The kids all piled into an airport shuttle that looked eerily like their Philadelphia Soul transport. Could it be that the company was eagerly sending the roommates out of the country - a corporate gesture on par with brushing dirt under the carpet? Probably not, but feel free to spread that rumor. With all the burgeoning excitement in the vehicle, Willie decided to leave his mark on the episode by pulling out some random passive aggression on Karamo. "This is the first road trip Karamo's been on time for! Ha ha ha," joked Willie. At this point Melanie laughed to herself: "Using up all your PA before getting to Fiji? Amateur..."
Eventually everyone made their way to the airport, and based on the footage of the plane taking off, it appears as though Philly has suddenly become mountainous and littered with palm trees. Question: do scabies count as a carry on?
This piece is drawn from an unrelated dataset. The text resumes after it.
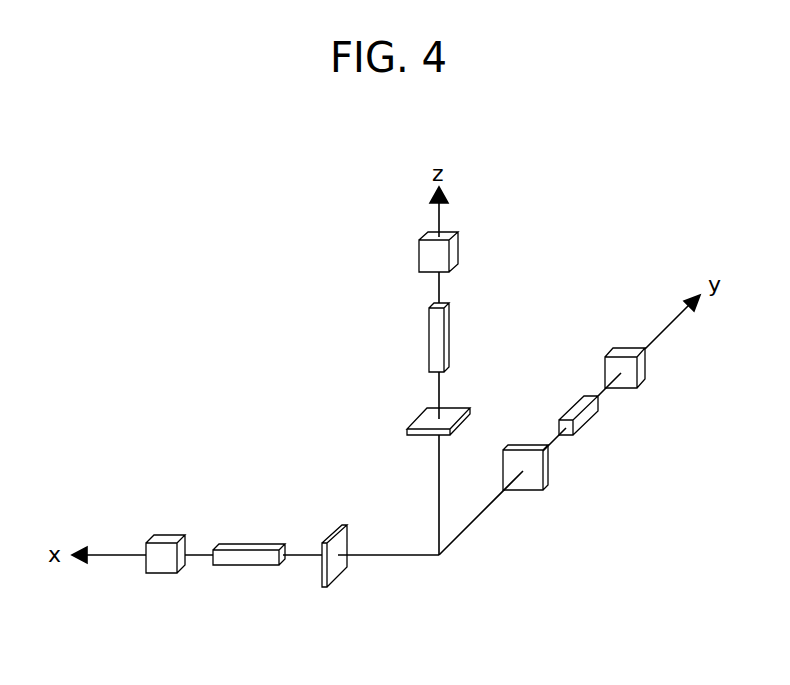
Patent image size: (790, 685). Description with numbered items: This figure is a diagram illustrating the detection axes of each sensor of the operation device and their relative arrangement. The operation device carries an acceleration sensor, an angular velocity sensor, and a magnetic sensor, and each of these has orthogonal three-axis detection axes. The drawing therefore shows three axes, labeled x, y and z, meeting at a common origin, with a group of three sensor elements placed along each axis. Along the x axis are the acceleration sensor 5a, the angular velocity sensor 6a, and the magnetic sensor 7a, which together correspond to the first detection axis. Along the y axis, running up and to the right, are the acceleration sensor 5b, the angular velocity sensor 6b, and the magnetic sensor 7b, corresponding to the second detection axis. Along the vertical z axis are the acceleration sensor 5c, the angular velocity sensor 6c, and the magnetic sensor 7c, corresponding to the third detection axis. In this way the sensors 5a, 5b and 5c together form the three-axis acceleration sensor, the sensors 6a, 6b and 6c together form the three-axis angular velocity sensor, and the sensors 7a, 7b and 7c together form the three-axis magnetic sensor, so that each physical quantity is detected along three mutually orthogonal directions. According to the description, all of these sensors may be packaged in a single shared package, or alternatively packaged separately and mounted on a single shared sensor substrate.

Anyway, upon arrival at the beautiful island destination, Shavonda informed us that "everyone says 'Boola!'" which means "hello!" Actually, it probably means "Go away, heathen!" but whatever.
The buddies all motored in to their island getaway on a little boat which was promptly attacked by a tribe of natives. Seriously. Well, sort of seriously. Apparently Bunim/Murray had borrowed some of Survivor's leftover native actors to scare/entertain the white folk. Was I the only one who became intensely excited to see a tribesman charging Landon with a spear? Alas, this Disney version of a siege quickly devolved into laughter and "Boola!"s as the once proud warriors scuttled to help the kids find their accommodations.
Ah, the unbridled beauty of Fiji. If there ever was a time to embrace nature, this would be it. "The sunset is going to be so pretty here," said a wistful Willy. Hey, you're on the Real World. Stop appreciating your surroundings! "We're going to the bar!" Shavonda responded, quickly putting an end to Willie's silly ramblings. That's more like it!
That night, after the sun had gone down, Sarah suddenly remembered that she had the carefully manufactured image of a slut to fulfill. You see, she came into the season announcing how sexual she was, but as far as we can tell, her most exciting Saturday night so far was when she cleaned the house and fought with Landon. Rule of thumb with Real World cast members: they are always exactly the opposite of what they portend to be. Trishelle: I'm such a sweet girl! (slut). Sarah: I'm such a slut! (Where's my vibrator?).